02-19-2014 6:05 AM
I am trying to determine which encryption algorithm is in use during saprouter to saprouter SNC connections.
In a lab environment, I have implemented saprouter to saprouter with SNC using some locally signed digital certificates. For these tests I used saprouter version 40.4 and sapcryptolib 5.5.5C pl36:
Platform: Linux on x86_64/x64 64-bit (linuxx86_64_gcc33)
Versions: SAPGENPSE 1.5 pl36 (Jul 3 2013)
SAPCRYPTOLIB 5.5.5C pl36 (Jul 3 2013) MT,AESNI,NB
I can verify from the saprouter log file that the sessions between the saprouters are indeed using SNC:
Tue Oct 29 15:59:57 2013 CONNECT FROM C19/- host 127.0.0.1/37733 (localhost)
Tue Oct 29 15:59:57 2013 CONNECT TO S19/12 host 127.0.0.1/3298 (127.0.0.1) (p:CN=saprtr2)
Tue Oct 29 15:59:57 2013 ESTABLISHED S19/12 (-/SNC)
Tue Oct 29 15:59:57 2013 DISCONNECT C19/12 host 127.0.0.1/37733 (localhost)
In the saprouter level 3 trace files I see the following:
->> SncSetQOP(snc_hdl=0x1c435b0, min=default, max=default, qop=default)
<<- SncSetQOP()==SAP_O_K
in: qop values = "min=8 (default), max=8 (default), use=8 (default)"
resulting = "min=3 (old:3), max=3 (old:3), use=3 (old:3)"
where I understand QOP to be "Quality of Privacy" and level 9 is the highest. So here I'm nowhere near the highest privacy level. Perhaps I have no encryption on my SNC session at all?
I'm in the process of repeating the tests with commoncryptolib and the SAP Note 1848999 refers to many different encryption algorithms.
So my questions are:
1. How can I determine which encryption alogrithm is in use during an SNC session?

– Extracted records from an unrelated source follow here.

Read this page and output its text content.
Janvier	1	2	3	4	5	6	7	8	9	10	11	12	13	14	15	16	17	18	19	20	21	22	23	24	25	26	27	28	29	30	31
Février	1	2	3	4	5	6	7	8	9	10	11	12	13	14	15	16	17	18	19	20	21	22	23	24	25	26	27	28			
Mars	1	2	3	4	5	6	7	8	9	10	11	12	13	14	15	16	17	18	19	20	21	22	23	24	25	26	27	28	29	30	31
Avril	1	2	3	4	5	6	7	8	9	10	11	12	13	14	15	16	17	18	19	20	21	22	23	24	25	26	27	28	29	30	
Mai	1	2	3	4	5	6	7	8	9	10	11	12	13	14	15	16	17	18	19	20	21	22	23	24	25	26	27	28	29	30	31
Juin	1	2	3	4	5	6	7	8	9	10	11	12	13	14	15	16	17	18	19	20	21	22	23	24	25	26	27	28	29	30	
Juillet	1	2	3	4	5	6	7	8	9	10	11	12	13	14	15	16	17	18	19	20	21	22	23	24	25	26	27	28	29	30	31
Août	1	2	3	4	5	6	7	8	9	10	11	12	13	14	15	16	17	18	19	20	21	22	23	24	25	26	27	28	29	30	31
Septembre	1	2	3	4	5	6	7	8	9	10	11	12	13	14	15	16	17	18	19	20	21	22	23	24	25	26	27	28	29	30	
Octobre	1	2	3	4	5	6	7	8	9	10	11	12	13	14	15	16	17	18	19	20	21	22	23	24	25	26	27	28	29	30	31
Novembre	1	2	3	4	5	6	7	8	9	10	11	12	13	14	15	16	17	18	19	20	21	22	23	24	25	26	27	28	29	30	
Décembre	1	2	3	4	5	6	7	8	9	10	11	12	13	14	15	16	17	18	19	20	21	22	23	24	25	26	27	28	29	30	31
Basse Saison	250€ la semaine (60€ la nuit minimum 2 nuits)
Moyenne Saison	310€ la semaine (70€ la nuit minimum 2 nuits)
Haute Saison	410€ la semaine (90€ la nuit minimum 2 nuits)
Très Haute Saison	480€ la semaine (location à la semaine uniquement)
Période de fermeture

2. How can I specify a minimum privacy level for SNC with saprouter?
Thank you,
Josh
02-19-2014 6:32 AM
When using SNC between saprouters, the maximum available QoP is always used. From the SAProuter documentation, is the following true in your case:
The following are prerequisites for setting up an SNC connection between two SAProuters:
02-19-2014 8:54 AM
Hi,
I think you are fine. 1. means authentication only (an attacker can see and manipulate data), 2 means integrity protection (attacker can see data but can't change them) and 3 means privacy protection (attacker can't see anything). Hence this line
resulting = "min=3 (old:3), max=3 (old:3), use=3 (old:3)"
should mean that you will always use the highest protection mode available. BTW if you sniff network traffic then you should immediately see if you can see a stream of bytes indistinguishable from random string or plain text.
I can't find which cipher suite is actually used. It would be really nice to know.